The 'jugaad' rose arch I want to replace

But the rose couldn't care less. Definitely a 'want' and not a 'need'
And there are two things running through my head now. One is from a book  I am currently reading, which says that gardeners who don't have creative capabilities try to cover up deficiencies with 'a mulch of money'. And the other is what a friend had told me once, when we were discussing the concepts of 'high maintenance' women. 'You are the worst of both worlds' she said. 'You look low maintenance, but are high maintenance'

Sunday, February 12, 2017

The bestest toilet ev-AH!

 I rapidly grew tired of throwing away water and of losing nutrients. Especially when we were short of water, the idea of flushing away excellent compost fodder began to grate on me.

Finally I wrote to a friend asking him where I could find me a compost toilet pan. 'I'll send you one' he said, and he did. The village post service being what it is, it was many months till I came across the pan lying in a neighbour's garden.

And then the building started. I did not want it just for me, but I also wanted to share the concept with the village. A suitably prominent place, next to the village path, was chosen. I wanted it to be pretty, we decided on bamboo.Prakash, Bhuvan, Ganesh and I were all learning how to build it. Many measurements were taken, and many mockups assembled. We all blushed furiously as I tried to explain in my hindi just what the various holes were for and how they worked.

The cost? It came to around 40K, excluding the pan. I still have some material left over, and we pay a premium to truck stuff in from the nearest town. For the pan, I'd add another 10K including transport.

Would I do anything differently? Not for myself, I think it is perfect as it is.But as a demonstration unit, I'd go with a pan cast at home rather than one procured from outside. It would make it seem a lot more doable.

But now it is ready and it is stunning. Seriously. I have not seen a prettier one. The walls are bamboo, the roof is bamboo overlaid with tin. There are tall slits in the walls upto waist level to let in plenty of air and sunlight. It sits below an oak tree, and soon grasses will be planted along its base. The floor is prosaic concrete, but sprinkled with glass beads.

But  don't just believe me. Here are pictures

View from the front.We have a curtain instead of a door, which G rather disapproved of at first

This is the view from the house. Soon, I will plant grasses along the base.

The inside. Note the sparkly floor and the rustic TP holder!
I started off with dried leaves in the base.Not necessary, but I thought the carbon would do my compost good!
Here's a detail of the 'door' (hung on a sunflower stalk) and the 'windows'

Friday, February 10, 2017

Not a cakewalk

'Aunty only loves me, she doesn't love you' the small boy jeered. 'She gave me cake for my birthday, you got a great big Noo-oo-thing' he continued while his sister blinked back tears. It was all my fault of course. I had gone off to my mum's last year and missed G's daughter's birthday.

And so, this year, I had to make up for it. As per custom, I baked and frosted a birthday cake. My guilt for the last year led me to make a tall, tall layer cake. It was when I was making a swirly pattern on the sugar tower that I realised that 1.5km of mountain road lay between me and the birthday girl.

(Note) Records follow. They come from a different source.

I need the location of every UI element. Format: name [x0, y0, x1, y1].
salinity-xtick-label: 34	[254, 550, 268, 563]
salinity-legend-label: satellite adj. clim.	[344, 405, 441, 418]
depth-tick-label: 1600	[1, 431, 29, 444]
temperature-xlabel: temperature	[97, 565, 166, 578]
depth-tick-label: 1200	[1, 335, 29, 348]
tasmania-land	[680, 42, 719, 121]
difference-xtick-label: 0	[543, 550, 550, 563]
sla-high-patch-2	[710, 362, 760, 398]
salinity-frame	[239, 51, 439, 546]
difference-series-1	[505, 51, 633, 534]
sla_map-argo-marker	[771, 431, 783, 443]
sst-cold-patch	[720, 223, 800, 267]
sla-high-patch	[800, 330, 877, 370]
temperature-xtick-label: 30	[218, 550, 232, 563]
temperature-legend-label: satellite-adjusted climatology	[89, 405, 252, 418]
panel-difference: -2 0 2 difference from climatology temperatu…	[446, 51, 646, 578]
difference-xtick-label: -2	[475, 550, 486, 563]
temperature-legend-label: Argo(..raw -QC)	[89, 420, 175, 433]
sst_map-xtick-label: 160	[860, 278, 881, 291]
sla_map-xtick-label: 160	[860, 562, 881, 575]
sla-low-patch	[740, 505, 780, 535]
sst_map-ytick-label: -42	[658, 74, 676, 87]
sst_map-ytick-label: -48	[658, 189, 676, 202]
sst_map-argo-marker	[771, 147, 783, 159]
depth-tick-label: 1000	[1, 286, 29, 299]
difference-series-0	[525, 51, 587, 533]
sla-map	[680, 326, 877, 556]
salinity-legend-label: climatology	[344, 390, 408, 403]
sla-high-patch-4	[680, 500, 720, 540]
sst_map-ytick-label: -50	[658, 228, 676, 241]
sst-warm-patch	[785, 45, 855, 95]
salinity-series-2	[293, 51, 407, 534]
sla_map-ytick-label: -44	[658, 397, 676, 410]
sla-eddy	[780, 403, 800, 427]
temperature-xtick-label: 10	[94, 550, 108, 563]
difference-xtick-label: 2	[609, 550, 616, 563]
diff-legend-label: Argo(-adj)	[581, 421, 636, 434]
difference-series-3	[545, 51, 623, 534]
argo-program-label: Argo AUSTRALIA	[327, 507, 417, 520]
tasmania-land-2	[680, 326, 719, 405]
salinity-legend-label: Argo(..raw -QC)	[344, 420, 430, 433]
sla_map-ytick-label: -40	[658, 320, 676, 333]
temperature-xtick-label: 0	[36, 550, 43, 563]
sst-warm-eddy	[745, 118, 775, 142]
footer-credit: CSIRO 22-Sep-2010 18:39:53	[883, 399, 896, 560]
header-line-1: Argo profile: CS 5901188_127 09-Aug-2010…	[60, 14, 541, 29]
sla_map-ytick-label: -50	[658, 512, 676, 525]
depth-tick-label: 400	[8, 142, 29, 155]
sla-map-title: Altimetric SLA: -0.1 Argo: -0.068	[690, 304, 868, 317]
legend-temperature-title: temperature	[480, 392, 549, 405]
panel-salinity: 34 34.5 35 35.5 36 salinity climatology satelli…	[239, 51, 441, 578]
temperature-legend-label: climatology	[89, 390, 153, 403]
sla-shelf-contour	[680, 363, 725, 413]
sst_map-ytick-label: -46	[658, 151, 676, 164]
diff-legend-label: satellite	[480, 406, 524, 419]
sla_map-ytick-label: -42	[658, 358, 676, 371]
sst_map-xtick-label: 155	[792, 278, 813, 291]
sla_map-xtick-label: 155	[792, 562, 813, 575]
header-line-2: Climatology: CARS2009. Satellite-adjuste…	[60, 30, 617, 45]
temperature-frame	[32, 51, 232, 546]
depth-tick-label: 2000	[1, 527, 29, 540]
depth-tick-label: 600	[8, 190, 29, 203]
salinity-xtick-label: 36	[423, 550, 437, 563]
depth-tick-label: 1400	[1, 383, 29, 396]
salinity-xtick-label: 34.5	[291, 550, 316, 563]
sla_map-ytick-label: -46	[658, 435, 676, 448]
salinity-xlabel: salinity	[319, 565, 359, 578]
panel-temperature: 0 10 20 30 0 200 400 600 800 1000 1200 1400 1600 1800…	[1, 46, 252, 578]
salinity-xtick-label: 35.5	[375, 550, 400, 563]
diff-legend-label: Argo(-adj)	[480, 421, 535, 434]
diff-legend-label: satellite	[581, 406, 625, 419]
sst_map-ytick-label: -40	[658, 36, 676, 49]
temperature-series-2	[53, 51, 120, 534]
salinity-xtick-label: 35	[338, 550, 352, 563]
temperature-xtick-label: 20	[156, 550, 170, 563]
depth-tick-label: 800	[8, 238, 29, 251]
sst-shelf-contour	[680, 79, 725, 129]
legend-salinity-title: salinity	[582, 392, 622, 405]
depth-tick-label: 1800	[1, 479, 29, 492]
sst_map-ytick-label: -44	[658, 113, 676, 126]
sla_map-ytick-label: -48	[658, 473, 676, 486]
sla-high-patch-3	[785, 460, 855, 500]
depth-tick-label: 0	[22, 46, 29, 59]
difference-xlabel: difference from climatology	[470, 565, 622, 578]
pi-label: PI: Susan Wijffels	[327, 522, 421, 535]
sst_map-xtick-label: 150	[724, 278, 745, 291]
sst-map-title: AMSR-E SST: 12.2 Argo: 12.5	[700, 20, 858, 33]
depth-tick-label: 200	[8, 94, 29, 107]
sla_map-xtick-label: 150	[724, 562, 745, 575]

So the cake was on a plate, which was on a baking tray, which was in a fruit box, which was covered by stiff paper, which was taped down.

Which led to this contraption:
The first rest-stop was needed before I walked 50 metres. The others followed at similar intervals
 As we slowly made our way to G's house, Madhu and I picked up a little band of merry followers. I am not vain enough to think the kids adore my company, but I thought that Madhu was the attraction. And then I heard one child call out, 'Is the cake coming?'

Priorities, the kids have them sorted out.

Our walk back was blissfully carefree. And we received the gift of a moonrise.